Emmanuel Carrère at the Cafe of the Arts, during an interview with Domus. Photo Gabriele Ferraresi

“As an adult, I’ve moved around a lot. In the end, every place I’ve lived has turned out to be temporary.” The very idea of a definitive home seems foreign to him. When asked how he experiences the city and how he moves through it, Carrère gives the answer of a disciplined flâneur. Waving the map he bought for his temporary stay in Rome, he says he still prefers “walking at random,” for the simple pleasure of getting lost. At the end of our conversation, when we ask what form his inner space would take, Carrère smiles and replies: “A space with variable geometry.” And yet, when he thinks of the most important place in his life, his mind returns to that small house in Cazères.

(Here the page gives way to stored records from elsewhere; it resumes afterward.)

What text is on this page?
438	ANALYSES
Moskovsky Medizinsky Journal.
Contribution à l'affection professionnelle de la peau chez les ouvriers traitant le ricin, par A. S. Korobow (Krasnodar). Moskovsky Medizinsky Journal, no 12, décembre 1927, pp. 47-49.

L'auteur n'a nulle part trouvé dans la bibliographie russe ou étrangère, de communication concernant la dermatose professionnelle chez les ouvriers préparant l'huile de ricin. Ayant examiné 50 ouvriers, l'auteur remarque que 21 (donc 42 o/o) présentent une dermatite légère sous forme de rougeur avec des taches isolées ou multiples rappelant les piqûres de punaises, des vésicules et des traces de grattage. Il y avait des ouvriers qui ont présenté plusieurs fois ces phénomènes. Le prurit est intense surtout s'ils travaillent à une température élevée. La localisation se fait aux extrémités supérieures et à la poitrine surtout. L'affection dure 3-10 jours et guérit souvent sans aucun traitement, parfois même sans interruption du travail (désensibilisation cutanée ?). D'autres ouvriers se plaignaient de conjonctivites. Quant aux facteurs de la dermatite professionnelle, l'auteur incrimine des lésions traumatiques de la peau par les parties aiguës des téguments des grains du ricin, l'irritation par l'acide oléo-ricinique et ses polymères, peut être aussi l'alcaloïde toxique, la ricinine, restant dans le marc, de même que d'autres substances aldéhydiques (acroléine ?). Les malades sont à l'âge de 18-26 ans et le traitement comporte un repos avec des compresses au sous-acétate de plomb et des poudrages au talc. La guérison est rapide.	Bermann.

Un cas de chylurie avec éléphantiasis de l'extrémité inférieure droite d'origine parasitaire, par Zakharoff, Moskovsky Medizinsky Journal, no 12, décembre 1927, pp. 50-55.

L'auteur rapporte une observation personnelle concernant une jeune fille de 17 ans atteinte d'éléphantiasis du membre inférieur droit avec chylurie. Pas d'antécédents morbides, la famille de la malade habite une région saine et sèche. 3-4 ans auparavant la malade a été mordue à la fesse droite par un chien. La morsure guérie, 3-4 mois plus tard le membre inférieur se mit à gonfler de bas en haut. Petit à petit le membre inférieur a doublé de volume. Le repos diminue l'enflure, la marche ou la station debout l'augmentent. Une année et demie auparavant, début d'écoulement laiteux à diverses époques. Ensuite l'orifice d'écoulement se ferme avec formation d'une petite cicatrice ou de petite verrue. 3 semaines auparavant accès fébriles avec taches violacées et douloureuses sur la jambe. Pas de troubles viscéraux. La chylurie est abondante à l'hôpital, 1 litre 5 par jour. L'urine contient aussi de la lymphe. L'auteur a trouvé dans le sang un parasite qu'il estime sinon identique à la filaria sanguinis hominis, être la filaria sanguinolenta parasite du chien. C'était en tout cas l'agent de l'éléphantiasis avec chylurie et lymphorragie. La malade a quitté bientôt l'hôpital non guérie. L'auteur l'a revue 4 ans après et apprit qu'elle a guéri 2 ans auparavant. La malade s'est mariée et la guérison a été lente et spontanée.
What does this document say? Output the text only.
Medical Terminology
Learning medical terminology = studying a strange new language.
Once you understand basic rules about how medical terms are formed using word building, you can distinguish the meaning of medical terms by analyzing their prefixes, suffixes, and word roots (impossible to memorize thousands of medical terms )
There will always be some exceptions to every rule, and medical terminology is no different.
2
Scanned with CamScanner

    Emmanuel Carrère (Paris, 1957) is a French writer, screenwriter, and filmmaker. Widely regarded as one of the most important voices in contemporary literature, he is known for works that blur the boundaries between reportage, autobiography, and literary invention. His most significant books include The Adversary, My Life as a Russian Novel, Limonov, The Kingdom, Yoga, and V13, all published in Italy by Adelphi. Carrère has received numerous international honors, including the Prix Renaudot, the Prix Femina, and the Prix Médicis, as well as the Prix de la langue française for his body of work. As a screenwriter, he has worked on several major projects, including The Wizard of the Kremlin (2025), directed by Olivier Assayas and adapted from Giuliano da Empoli’s novel. He has also been involved in film adaptations of his own books: Limonov was adapted into the eponymous feature film directed by Kirill Serebrennikov (2024), which premiered at the Cannes Film Festival. With Kolchoz, Carrère returns to exploring his family genealogy and the relationship between private history and European history. In Italy, Emmanuel Carrère will present Kolchoz at Milan’s Teatro Dal Verme on May 4, 2026, and at the Turin International Book Fair on May 15, 16, and 17.